Еле сдерживаясь, чтобы не разреветься, как девчонка, Зоя ощупала комбинезон Ефрема Ивановича.

Вот! Зоя достала бумажку. От руки написанные карандашом цифры. Ни имени, ничего. Просто телефон.

Жена, почему-то подумала Зоя.

– Скажи ему… – в горле Антипина заклекотало, Зоя вскрикнула, решив, что все, но Ефрем Иванович еще тише продолжил: – Скажи, чтобы сделал так, как договаривались… Он обещал… Повтори… задание…

– Позвонить по телефону и сказать… сказать… ой, мамочки… чтобы сделал так, как договаривались.

– Хорошо… не реви… солдат…

– Я не реву, – сказала Зоя, вытирая слезы тыльной стороной ладони. – Я вообще не умею реветь.

– Скажешь ему… где… тело…

Тело? Какое тело? Ах, тело…

– Я не брошу вас, – сказала Зоя. – Я не могу вас здесь бросить!

– Беги… Зоя… беги… – прошептал Антипин.

И Зоя побежала.


У входа в учебно-тренировочный корпус стоял добрейший Роман Михайлович в неизменной клетчатой кепке с козырьком, которую он не снимал, даже когда залезал в пустолазный костюм. Варшавянский посасывал пустую трубочку и рассматривал скачущих с ветки на ветку белок. Походил он не на врача экспедиции, а на пенсионера, приехавшего в дом отдыха слегка поправить здоровье. Зоя понимала, что вид у Варшавянского обманчивый, что он – героический человек, ветеран медицинской службы, спасший во время войны и мира сотни и сотни жизней, проводя в лютых фронтовых, а затем и космических условиях сложнейшие операции, но ничего не могла с собой поделать – походил он на пенсионера, вот хоть тресни.

– Пересдача? – спросил Роман Михайлович и огладил шкиперскую бородку.

– Да, – кратко кивнула Зоя, взялась за дверцу, но Варшавянский ее остановил:

– Филипп Артебалетович еще не подошел. Не торопитесь, постойте здесь, подышите воздухом.

– Хорошо, Роман Михайлович, – покорно сказала Зоя.
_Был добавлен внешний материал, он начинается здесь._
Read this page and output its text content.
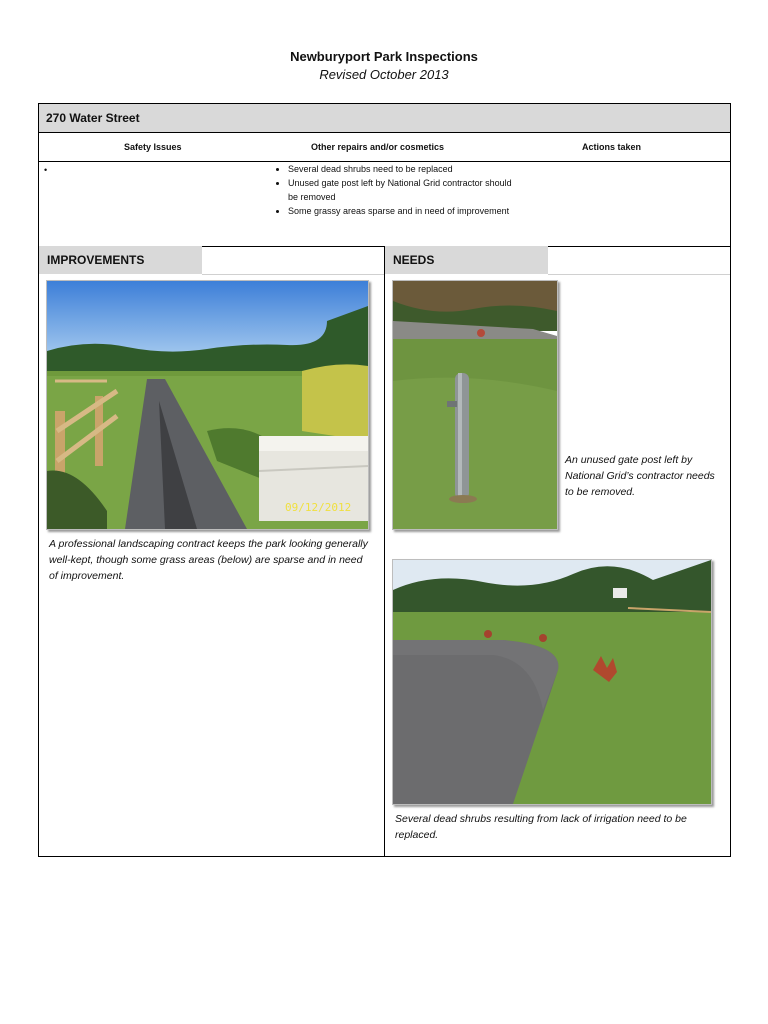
Newburyport Park Inspections
Revised October 2013
270 Water Street
Safety Issues	Other repairs and/or cosmetics	Actions taken
•
•	Several dead shrubs need to be replaced
• Unused gate post left by National Grid contractor should be removed
• Some grassy areas sparse and in need of improvement
IMPROVEMENTS
09/12/2012
A professional landscaping contract keeps the park looking generally well-kept, though some grass areas (below) are sparse and in need of improvement.
NEEDS
An unused gate post left by National Grid’s contractor needs to be removed.
Several dead shrubs resulting from lack of irrigation need to be replaced.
Вот и сейчас она ощутила в себе странный импульс. Ей хотелось отклонить предложение Варшавянского, отговориться необходимостью еще разок проштудировать принципиальную схему движителя с лучевыми фотопреобразователями, будто чувствовала, что все неспроста. Ох, неспроста добрейший Роман Михайлович с раннего утра стоял здесь, будто поджидая Зою для разговора. Какого?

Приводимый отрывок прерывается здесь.